Depuis au moins un an et demi, une bataille est menée contre toutes les politiques écologiques. Les droites, sous influence de l’extrême droite, prétendent que l’environnement serait la cause des problèmes des paysans, que les politiques de protection du climat et de la nature porteraient atteinte à l’économie et à la question sociale. Or, les personnes qui disent cela sont les mêmes qui refusent de transformer l’économie, l’accompagnement social ou de lutter contre la pauvreté.

Cela va de pair avec une tendance européenne de stigmatisation, voire de criminalisation des défenseurs de l’environnement. Nous sommes dans une ère de grands reculs environnementaux, cela rend la situation plus difficile pour les écologistes qu’elle ne l’était il y a cinq ans [les écologistes français avaient créé la surprise avec leur score de 13,5 % aux élections européennes de 2019]. J’avais alors réussi à construire la mobilisation de l’Affaire du siècle [une campagne signée par plus de 2 millions de personnes pour faire reconnaître l’inaction climatique du gouvernement].

Nous n’avons pas encore réussi à construire cela dans le cadre de cette campagne. On a l’habitude chez les écolos : à la moindre erreur, on est conspué, moqué, bien plus que d’autres. On esquisse un pas de danse, qui n’était peut-être pas une grande performance artistique [des militants et Marie Toussaint ont participé à une « performance artistique » devant la tour de TotalEnergies pour dénoncer l’impact écologique du groupe] mais cela vient éclipser les propositions que l’on formule.

« S’il n’y a pas suffisamment de députés écolos au Parlement européen le 9 juin, nous continuerons de vivre de grands reculs environnementaux. »
© Mathieu Génon / Reporterre

Nous en prenons acte et continuerons d’avancer. Le combat à mener est le combat du siècle. S’il n’y a pas suffisamment de députés écolos au Parlement européen le 9 juin, nous continuerons de vivre de grands reculs environnementaux.

Vous voulez « proposer un horizon de douceur face à cette société de violence ». Peut-on défendre un changement radical de société, peut-on lutter contre l’extrême droite avec « douceur » ?

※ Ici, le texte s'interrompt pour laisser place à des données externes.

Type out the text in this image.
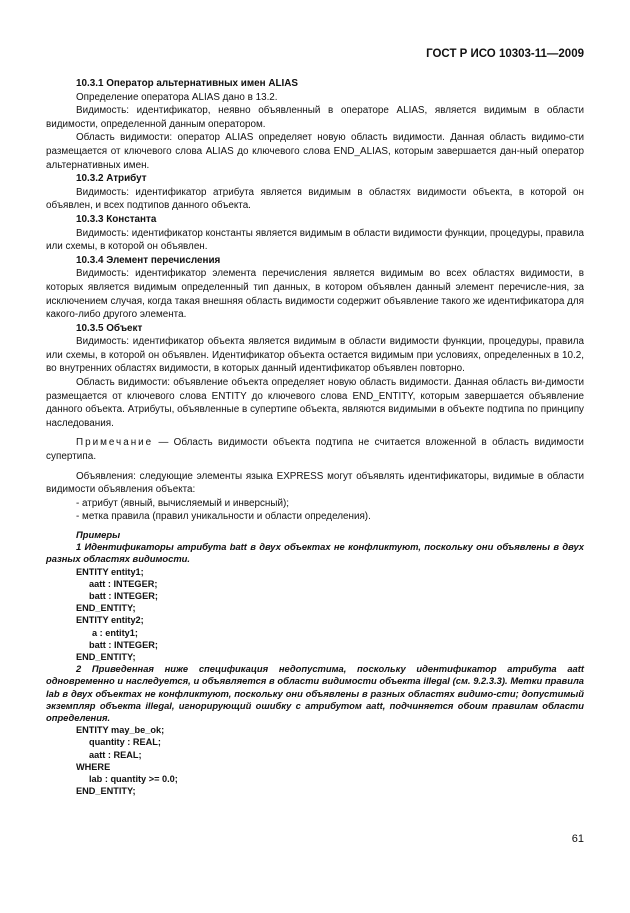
ГОСТ Р ИСО 10303-11—2009

10.3.1 Оператор альтернативных имен ALIAS

Определение оператора ALIAS дано в 13.2.

Видимость: идентификатор, неявно объявленный в операторе ALIAS, является видимым в области видимости, определенной данным оператором.

Область видимости: оператор ALIAS определяет новую область видимости. Данная область видимо-сти размещается от ключевого слова ALIAS до ключевого слова END_ALIAS, которым завершается дан-ный оператор альтернативных имен.

10.3.2 Атрибут

Видимость: идентификатор атрибута является видимым в областях видимости объекта, в которой он объявлен, и всех подтипов данного объекта.

10.3.3 Константа

Видимость: идентификатор константы является видимым в области видимости функции, процедуры, правила или схемы, в которой он объявлен.

10.3.4 Элемент перечисления

Видимость: идентификатор элемента перечисления является видимым во всех областях видимости, в которых является видимым определенный тип данных, в котором объявлен данный элемент перечисле-ния, за исключением случая, когда такая внешняя область видимости содержит объявление такого же идентификатора для какого-либо другого элемента.

10.3.5 Объект

Видимость: идентификатор объекта является видимым в области видимости функции, процедуры, правила или схемы, в которой он объявлен. Идентификатор объекта остается видимым при условиях, определенных в 10.2, во внутренних областях видимости, в которых данный идентификатор объявлен повторно.

Область видимости: объявление объекта определяет новую область видимости. Данная область ви-димости размещается от ключевого слова ENTITY до ключевого слова END_ENTITY, которым завершается объявление данного объекта. Атрибуты, объявленные в супертипе объекта, являются видимыми в объекте подтипа по принципу наследования.

Примечание — Область видимости объекта подтипа не считается вложенной в область видимости супертипа.

Объявления: следующие элементы языка EXPRESS могут объявлять идентификаторы, видимые в области видимости объявления объекта:

- атрибут (явный, вычисляемый и инверсный);

- метка правила (правил уникальности и области определения).

Примеры

1 Идентификаторы атрибута batt в двух объектах не конфликтуют, поскольку они объявлены в двух разных областях видимости.

ENTITY entity1;
aatt : INTEGER;
batt : INTEGER;
END_ENTITY;
ENTITY entity2;
a : entity1;
batt : INTEGER;
END_ENTITY;

2 Приведенная ниже спецификация недопустима, поскольку идентификатор атрибута aatt одновременно и наследуется, и объявляется в области видимости объекта illegal (см. 9.2.3.3). Метки правила lab в двух объектах не конфликтуют, поскольку они объявлены в разных областях видимо-сти; допустимый экземпляр объекта illegal, игнорирующий ошибку с атрибутом aatt, подчиняется обоим правилам области определения.

ENTITY may_be_ok;
quantity : REAL;
aatt : REAL;
WHERE
lab : quantity >= 0.0;
END_ENTITY;
61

Je n’ai pas dit qu’il fallait être douce, mais viser un horizon de douceur. La violence explose dans notre société, notamment sur les réseaux sociaux. Elle nourrit la montée de l’extrême droite et des populismes, et cela se transforme souvent dans le monde réel en harcèlement scolaire, voire en drames dans nos écoles. Il y a aussi une violence sociale extrêmement forte, une peur panique du déclassement pour les classes moyennes et une violence infligée aux écosystèmes, qui se répercute sur la santé humaine.

Faut-il un changement radical de notre modèle ? La réponse est oui, trois fois oui. C’est l’ensemble du système qu’il faut changer. Prendre soin de la nature, c’est aussi prendre soin des êtres humains. C’est pour cela que je défends une Europe du care [du soin]. Faire de la lutte contre la pauvreté la colonne vertébrale de la construction européenne. En France ou au niveau européen, cette question a totalement été mise de côté pendant les dernières décennies.

Au niveau européen, comment faire de l’écologie populaire en ne laissant personne au bord de la route ?

Ma proposition principale, même si ce n’est évidemment pas la seule, est de mettre en place un droit de veto social en Europe. Il ne faut plus qu’aucune des politiques européennes ne contribue à l’aggravation des inégalités et des conditions d’existence des 10 % les plus pauvres.

De la même manière que l’on fait des études d’impact environnemental sur quasiment chacune des lois, on doit faire des études d’impact social. Si les projets de loi aggravent les conditions d’existence des plus pauvres, soit on ne les adopte pas, soit on les change, de sorte que chaque loi adoptée vienne contribuer à réduire ces inégalités.

« Si je ne dois citer qu’une victoire, c’est l’inscription de l’écocide dans le droit européen »

Il faut prendre en compte — ce qui n’est pas le cas aujourd’hui — la parole des personnes en situation de précarité. On a besoin de se reposer sur leur expertise de vie, leurs savoirs, leurs connaissances.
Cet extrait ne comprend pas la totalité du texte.